Arrow-right Camera
The Spokesman-Review Newspaper
Spokane, Washington  Est. May 19, 1883

Coffee run ends with a different kind of jolt


Billy Colleran, 18, watches a tow truck pull his car from a stormwater swale Monday in Spokane Valley.
 (Peter Barnes / The Spokesman-Review)

No, it wasn’t the caffeine.

Billy Colleran was on a mocha run for his buddy’s girlfriend Monday morning when a slip of the foot sent his car into a giant swale positioned precipitously at the end of a Starbucks drive-through.

“It was just an accident,” he said.

At about 8:30 a.m. he drove to the coffee shop near Pines Road and Sprague Avenue.

Exiting the drive-through with wallet and beverage in hand, 18-year-old Colleran said he mistakenly hit the gas instead of the brake.

In a split second, the recent University High School graduate and his Chevy Corsica plunged through a cyclone fence and into a pit big enough that it could hide a couple classes of third-graders trying to evade the first day of school.

Not only did Colleran avoid serious injury in the 4-foot fall, the crash didn’t even spill the drink he instinctively lifted into the air to cushion it from the impact.

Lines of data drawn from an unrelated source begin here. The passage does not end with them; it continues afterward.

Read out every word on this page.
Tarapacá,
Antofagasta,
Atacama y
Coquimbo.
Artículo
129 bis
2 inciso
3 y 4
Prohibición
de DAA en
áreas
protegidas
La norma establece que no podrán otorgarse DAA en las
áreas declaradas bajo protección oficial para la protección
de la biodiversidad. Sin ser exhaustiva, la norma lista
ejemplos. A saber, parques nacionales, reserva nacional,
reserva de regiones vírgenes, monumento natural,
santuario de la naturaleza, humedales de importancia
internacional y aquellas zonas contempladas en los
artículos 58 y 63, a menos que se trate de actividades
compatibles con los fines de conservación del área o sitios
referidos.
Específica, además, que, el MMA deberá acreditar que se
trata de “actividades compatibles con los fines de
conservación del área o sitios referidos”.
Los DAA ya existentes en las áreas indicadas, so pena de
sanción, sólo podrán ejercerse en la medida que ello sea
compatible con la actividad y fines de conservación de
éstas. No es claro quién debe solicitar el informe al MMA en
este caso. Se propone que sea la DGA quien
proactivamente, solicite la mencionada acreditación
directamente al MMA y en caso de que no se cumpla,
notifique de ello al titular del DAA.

“The worst part of this is the Starbucks drive-through has been down for about 30 minutes now,” joked Spokane Valley police Deputy Robert King.

Behind him, several people were at long last discovering a use for their camera phones.

“Is this an advertisement for coffee?” one passer-by asked.

The brick-lined swale is designed to collect stormwater from nearby parking lots and resembles a backyard swimming pool, except for the grass in the bottom. The swale was wide enough to swallow the length of the car.

After several delicate maneuvers with a tow truck, the Corsica was freed and started, and Colleran and a friend drove it away.